Domain decomposition, which is followed by the framework implementations mentioned below, fits in cases where the data is a description of quantities in an n-dimensional space, like in Finite Difference Methods. This allows us to split the problem into independent subproblems keeping, however, some coupling.
The main objective of HPC frameworks is to efficiently settle such strategies in current HPC architectures. This entails the combining of several approaches, and then the addressing of complexities arising in software design, such as:
- Use protocols such as MPI, building a communication system to deal with coupling needs in distributed memory systems
- Decompose processing over current computing nodes that host accelerators, like GPUs
- Make the most of shared memory systems by building a multithreading system where some threads are task-dedicated to, for example, asynchronous I/O or parallelizing computing blocks, with some interfaces such as OpenMP being aware of specific architecture characteristics (like NUMA) at the same time
We aim always to maintain a certain degree of discipline in order to ease the development and portability of applications.

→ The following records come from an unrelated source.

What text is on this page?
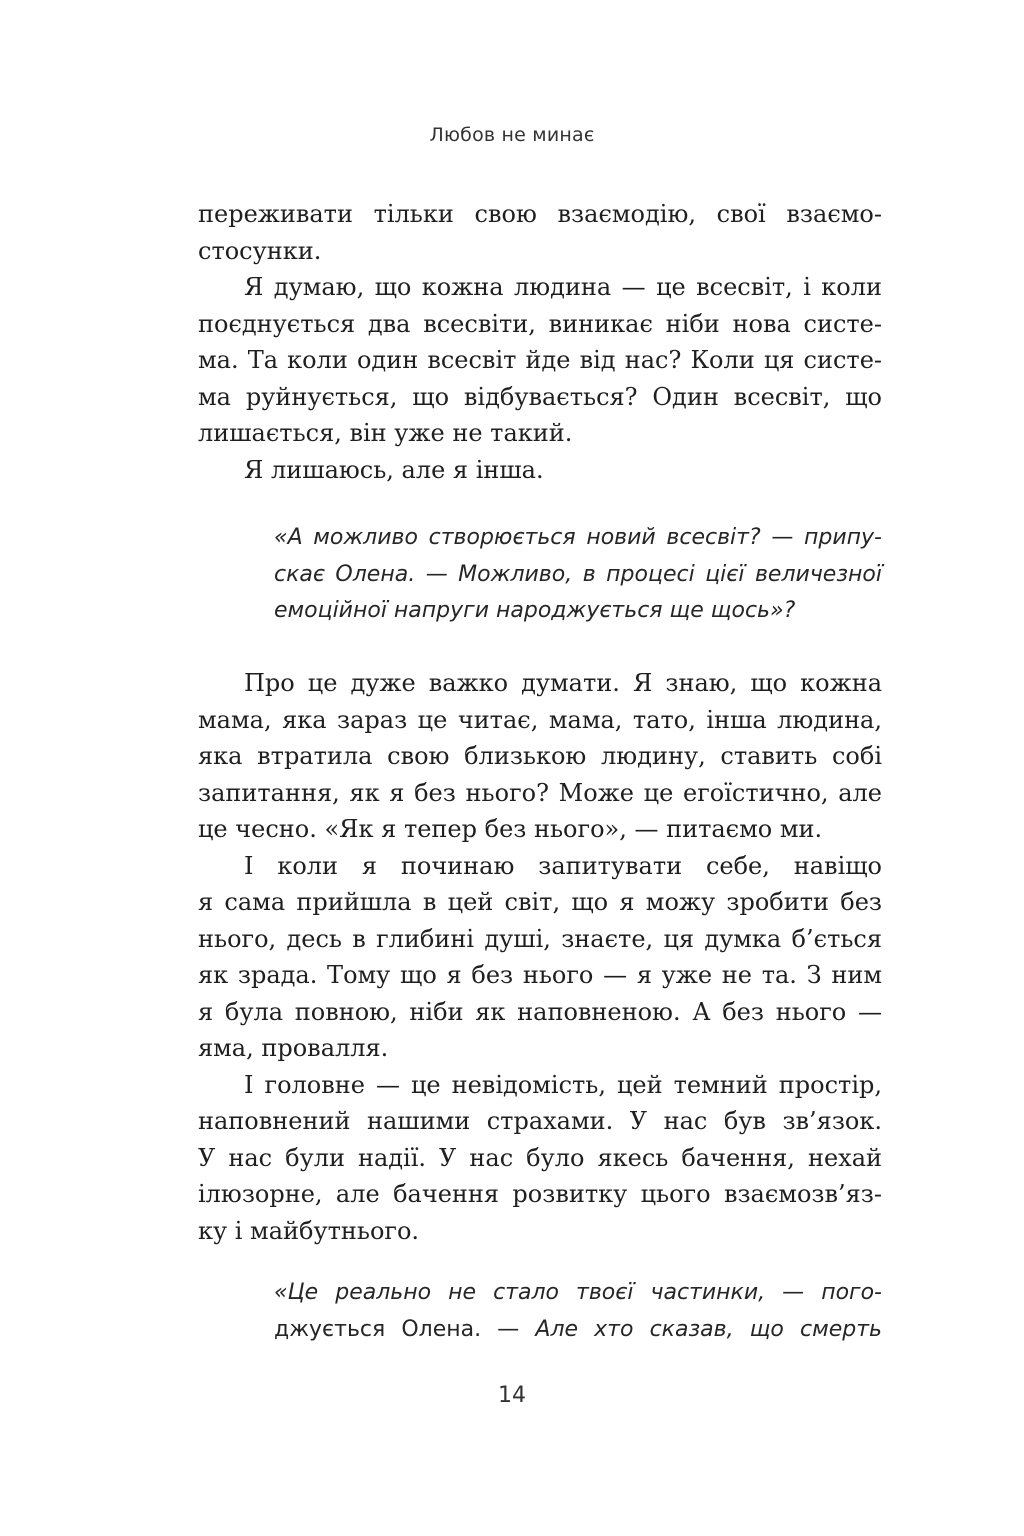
Любов не минає
переживати тільки свою взаємодію, свої взаємо-
стосунки.
Я думаю, що кожна людина — це всесвіт, і коли
поєднується два всесвіти, виникає ніби нова систе-
ма. Та коли один всесвіт йде від нас? Коли ця систе-
ма руйнується, що відбувається? Один всесвіт, що
лишається, він уже не такий.
Я лишаюсь, але я інша.
«А можливо створюється новий всесвіт? — припу-
скає Олена. — Можливо, в процесі цієї величезної
емоційної напруги народжується ще щось»?
Про це дуже важко думати. Я знаю, що кожна
мама, яка зараз це читає, мама, тато, інша людина,
яка втратила свою близькою людину, ставить собі
запитання, як я без нього? Може це егоїстично, але
це чесно. «Як я тепер без нього», — питаємо ми.
І коли я починаю запитувати себе, навіщо
я сама прийшла в цей світ, що я можу зробити без
нього, десь в глибині душі, знаєте, ця думка б’ється
як зрада. Тому що я без нього — я уже не та. З ним
я була повною, ніби як наповненою. А без нього —
яма, провалля.
І головне — це невідомість, цей темний простір,
наповнений нашими страхами. У нас був зв’язок.
У нас були надії. У нас було якесь бачення, нехай
ілюзорне, але бачення розвитку цього взаємозв’яз-
ку і майбутнього.
«Це реально не стало твоєї частинки, — пого-
джується Олена. — Але хто сказав, що смерть
14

Currently, two implementations of this kind of framework are in practice: in BSIT, a geophysical imaging system, and WARIS, focused in atmospheric transport modelling.
Objectives
- Develop HPC frameworks to supply structure and functionalities to HPC application sets
- Provide reliability in terms of parallel computing for the development of HPC applications
- Encourage and promote discipline within development, emphasising modularity and reusability, in order to guarantee quality throughout the software development life cycle.